I understand that Supercell is a business and the goal of any business is to make money. There is a difference between making money through providing a product that people love and want to support and creating a product that people have to pay for reasons other than the goodness of their hearts.

If Clash Royale was a $5 buy-in or free with cosmetic options to support the game (like Valve’s free-to-play heavyweight Dota 2 which used mostly cosmetic add-ons to fund The International’s $20 million prize pool) with no card or tower levels, you have a really good mobile game. There is room for skill to separate the field in this game and to make the ladder an actual competition of skill. The problem is that the system is weighted to encourage spending because skill disparities can’t always beat card level disparities. Even a 10% more skilled player can struggle against 10% more powerful enemy units.
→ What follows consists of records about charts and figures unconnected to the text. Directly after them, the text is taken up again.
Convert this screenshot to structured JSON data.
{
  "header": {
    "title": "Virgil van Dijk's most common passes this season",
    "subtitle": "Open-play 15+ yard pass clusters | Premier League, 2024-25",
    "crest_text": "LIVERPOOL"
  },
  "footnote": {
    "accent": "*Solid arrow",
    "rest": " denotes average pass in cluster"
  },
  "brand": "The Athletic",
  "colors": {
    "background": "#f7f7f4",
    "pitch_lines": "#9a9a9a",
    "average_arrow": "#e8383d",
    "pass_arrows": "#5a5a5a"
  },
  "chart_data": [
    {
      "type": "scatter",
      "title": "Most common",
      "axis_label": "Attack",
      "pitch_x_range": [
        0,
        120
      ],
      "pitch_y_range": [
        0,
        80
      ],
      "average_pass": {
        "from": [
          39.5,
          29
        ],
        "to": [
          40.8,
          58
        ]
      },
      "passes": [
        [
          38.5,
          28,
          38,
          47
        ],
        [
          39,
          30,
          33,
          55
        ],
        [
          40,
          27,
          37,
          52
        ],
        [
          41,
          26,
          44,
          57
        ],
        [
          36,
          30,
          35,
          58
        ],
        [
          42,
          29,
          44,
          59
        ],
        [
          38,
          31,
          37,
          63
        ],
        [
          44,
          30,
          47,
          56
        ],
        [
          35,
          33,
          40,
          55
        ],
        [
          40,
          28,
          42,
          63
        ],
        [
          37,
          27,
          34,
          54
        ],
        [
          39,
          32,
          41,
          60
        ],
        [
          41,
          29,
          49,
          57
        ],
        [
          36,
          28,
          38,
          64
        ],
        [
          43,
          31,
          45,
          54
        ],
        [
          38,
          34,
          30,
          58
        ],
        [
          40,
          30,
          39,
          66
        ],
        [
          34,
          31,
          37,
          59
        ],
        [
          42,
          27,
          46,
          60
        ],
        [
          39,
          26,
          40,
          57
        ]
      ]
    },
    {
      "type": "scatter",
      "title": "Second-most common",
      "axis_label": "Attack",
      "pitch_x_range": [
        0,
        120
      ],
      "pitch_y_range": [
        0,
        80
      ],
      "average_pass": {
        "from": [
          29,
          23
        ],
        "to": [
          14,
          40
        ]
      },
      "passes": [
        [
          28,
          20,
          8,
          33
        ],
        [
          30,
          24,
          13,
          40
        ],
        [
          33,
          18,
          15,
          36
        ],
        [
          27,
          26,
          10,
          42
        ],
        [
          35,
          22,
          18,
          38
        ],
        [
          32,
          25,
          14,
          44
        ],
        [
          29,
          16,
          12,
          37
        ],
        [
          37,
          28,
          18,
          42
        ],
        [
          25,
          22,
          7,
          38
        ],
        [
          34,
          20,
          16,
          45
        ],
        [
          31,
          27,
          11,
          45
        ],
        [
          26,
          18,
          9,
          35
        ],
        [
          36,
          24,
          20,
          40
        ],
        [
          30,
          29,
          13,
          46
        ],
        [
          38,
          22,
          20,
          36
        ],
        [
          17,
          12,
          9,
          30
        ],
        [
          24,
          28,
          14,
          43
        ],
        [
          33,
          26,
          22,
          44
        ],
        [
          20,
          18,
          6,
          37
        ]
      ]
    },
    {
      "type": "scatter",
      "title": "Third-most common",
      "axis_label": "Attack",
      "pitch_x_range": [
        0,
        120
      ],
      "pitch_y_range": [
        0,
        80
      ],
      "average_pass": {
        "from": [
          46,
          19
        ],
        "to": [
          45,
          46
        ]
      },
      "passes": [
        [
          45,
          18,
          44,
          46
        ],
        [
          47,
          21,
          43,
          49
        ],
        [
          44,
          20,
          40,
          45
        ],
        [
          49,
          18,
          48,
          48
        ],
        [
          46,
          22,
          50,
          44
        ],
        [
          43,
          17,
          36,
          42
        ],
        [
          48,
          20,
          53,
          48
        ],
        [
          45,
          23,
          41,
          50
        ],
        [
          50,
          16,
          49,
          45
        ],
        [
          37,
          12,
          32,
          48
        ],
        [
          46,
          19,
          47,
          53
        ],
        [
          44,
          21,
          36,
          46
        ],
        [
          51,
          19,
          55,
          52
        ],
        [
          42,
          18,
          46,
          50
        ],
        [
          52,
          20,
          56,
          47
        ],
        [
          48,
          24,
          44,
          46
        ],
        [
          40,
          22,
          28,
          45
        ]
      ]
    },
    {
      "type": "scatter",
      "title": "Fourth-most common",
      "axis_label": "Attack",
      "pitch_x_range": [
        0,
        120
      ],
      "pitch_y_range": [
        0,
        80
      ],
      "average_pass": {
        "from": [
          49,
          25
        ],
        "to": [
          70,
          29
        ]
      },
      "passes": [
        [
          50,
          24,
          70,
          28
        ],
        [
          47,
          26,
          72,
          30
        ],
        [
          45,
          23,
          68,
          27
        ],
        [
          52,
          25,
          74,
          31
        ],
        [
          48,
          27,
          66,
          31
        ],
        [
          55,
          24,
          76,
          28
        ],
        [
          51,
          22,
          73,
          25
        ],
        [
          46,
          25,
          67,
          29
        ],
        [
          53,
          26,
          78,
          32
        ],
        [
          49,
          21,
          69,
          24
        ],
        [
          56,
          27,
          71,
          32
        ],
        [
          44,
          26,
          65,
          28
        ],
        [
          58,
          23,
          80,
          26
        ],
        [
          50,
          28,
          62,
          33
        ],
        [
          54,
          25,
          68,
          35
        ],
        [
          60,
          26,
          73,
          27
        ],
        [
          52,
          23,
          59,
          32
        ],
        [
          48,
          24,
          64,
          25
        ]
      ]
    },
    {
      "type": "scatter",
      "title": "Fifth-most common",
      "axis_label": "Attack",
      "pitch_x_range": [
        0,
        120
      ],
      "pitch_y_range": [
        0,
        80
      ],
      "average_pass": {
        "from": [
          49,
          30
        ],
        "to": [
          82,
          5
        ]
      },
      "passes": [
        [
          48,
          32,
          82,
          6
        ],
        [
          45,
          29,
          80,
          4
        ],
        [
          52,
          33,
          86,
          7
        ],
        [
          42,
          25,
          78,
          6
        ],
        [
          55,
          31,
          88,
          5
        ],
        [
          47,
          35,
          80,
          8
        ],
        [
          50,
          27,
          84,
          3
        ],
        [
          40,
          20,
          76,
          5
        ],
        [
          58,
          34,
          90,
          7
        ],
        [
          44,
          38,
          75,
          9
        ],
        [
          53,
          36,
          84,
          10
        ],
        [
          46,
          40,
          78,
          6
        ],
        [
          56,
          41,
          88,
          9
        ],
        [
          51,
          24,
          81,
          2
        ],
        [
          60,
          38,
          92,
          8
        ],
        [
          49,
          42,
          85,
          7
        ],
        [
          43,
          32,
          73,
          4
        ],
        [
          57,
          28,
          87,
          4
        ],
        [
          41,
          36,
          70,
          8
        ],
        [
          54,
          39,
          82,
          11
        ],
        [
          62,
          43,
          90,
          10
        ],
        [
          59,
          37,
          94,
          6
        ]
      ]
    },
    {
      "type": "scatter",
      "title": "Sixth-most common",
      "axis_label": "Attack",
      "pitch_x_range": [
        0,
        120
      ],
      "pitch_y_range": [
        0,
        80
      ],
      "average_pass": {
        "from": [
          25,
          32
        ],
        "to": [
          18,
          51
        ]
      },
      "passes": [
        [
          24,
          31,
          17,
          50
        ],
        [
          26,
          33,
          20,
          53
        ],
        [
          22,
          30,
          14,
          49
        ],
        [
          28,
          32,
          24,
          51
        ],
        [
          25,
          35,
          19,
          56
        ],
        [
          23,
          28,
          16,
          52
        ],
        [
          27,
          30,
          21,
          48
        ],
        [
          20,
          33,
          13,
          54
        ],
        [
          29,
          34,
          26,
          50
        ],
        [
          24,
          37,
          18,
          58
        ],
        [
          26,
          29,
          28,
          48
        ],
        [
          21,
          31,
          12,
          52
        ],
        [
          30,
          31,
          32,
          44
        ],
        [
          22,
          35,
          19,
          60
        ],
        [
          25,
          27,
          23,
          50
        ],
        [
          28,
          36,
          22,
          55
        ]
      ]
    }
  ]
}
It’s all a shame because while Clash Royale is a simplified RTS, it’s still one of the rare mobile games that appeals to those looking for a “core” video game to play rather than a mindless tapping or waiting game designed to bait you into paying to progress. Unfortunately, Clash Royale has reached a point where you can go a couple of weeks before you’re being baited to pay to progress. That’s still better than most mobile games which introduce their premium currency in the first hour of the game. That shouldn’t save Clash Royale from a rating of $/5 stars, though.